Core Concepts
A CNN-based system is developed to accurately detect the positional shifts and rotations of all figures on a semi-automated foosball table, providing the required game state data for future reinforcement learning and imitation learning experiments.
Abstract
The paper presents a CNN-based game state detection system for a semi-automated foosball table, where the black team is controlled by motors and the white team is controlled by human players.
The key highlights are:
Creation and verification of a ground truth dataset for training the CNN-based detection models. The dataset includes the shifts and rotations of both the black and white figures, measured using a combination of motor data and accelerometers.
Development of an end-to-end regression model that can detect the positional shifts and rotations of all figures on the table, without the need for an intermediate object detection step as in previous work.
Evaluation of different CNN backbones (ResNet, MobileNet, EfficientNet) as feature extractors for the regression model. The ResNet18-based model achieved the best performance, with mean absolute errors of 3.88 mm for position and 5.93 degrees for rotation.
Proposal of a data provisioning system based on ZeroMQ to enable real-time access to the game state data by multiple clients, such as reinforcement learning or imitation learning agents.
The authors discuss the limitations of the current system, such as the dependence on lighting conditions and image blur, and outline future research directions to improve the real-time capabilities and robustness of the system. The ultimate goal is to employ the game state detection system for capturing human-played foosball matches, which can then be used to train reinforcement learning agents through imitation learning.
Stats
The motors controlling the black figures report their shift and rotation, which is used as ground truth.
The positional shifts of the white figures are calculated using traditional computer vision techniques.

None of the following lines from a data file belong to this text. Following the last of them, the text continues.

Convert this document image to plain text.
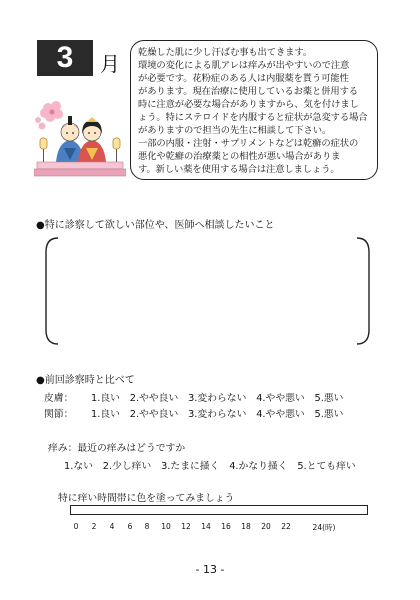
3	月 乾燥した肌に少し汗ばむ事も出てきます。
環境の変化による肌アレは痒みが出やすいので注意
が必要です。花粉症のある人は内服薬を貰う可能性
があります。現在治療に使用しているお薬と併用する
時に注意が必要な場合がありますから、気を付けまし
ょう。特にステロイドを内服すると症状が急変する場合
がありますので担当の先生に相談して下さい。
一部の内服・注射・サプリメントなどは乾癬の症状の
悪化や乾癬の治療薬との相性が悪い場合がありま
す。新しい薬を使用する場合は注意しましょう。
●特に診察して欲しい部位や、医師へ相談したいこと
●前回診察時と比べて
皮膚： 1.良い　2.やや良い　3.変わらない　4.やや悪い　5.悪い
関節： 1.良い　2.やや良い　3.変わらない　4.やや悪い　5.悪い
痒み：最近の痒みはどうですか
1.ない　2.少し痒い　3.たまに掻く　4.かなり掻く　5.とても痒い
特に痒い時間帯に色を塗ってみましょう
0 2 4 6 8 10 12 14 16 18 20 22	24(時)
- 13 -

The rotations of the white figures are measured using accelerometers mounted on the rods.
Quotes
"The game state can be defined as the positional shift and the rotations of the figure rods plus the position of the ball as a function of time."
"Our system developed in this work is able to detect the game state of all figures (black and white) of the Foosball table using Deep CNN and Computer Vision."
"By providing data for both black and white teams, the presented system is intended to provide the required data for future developments of Imitation Learning techniques w.r.t. to observing human players."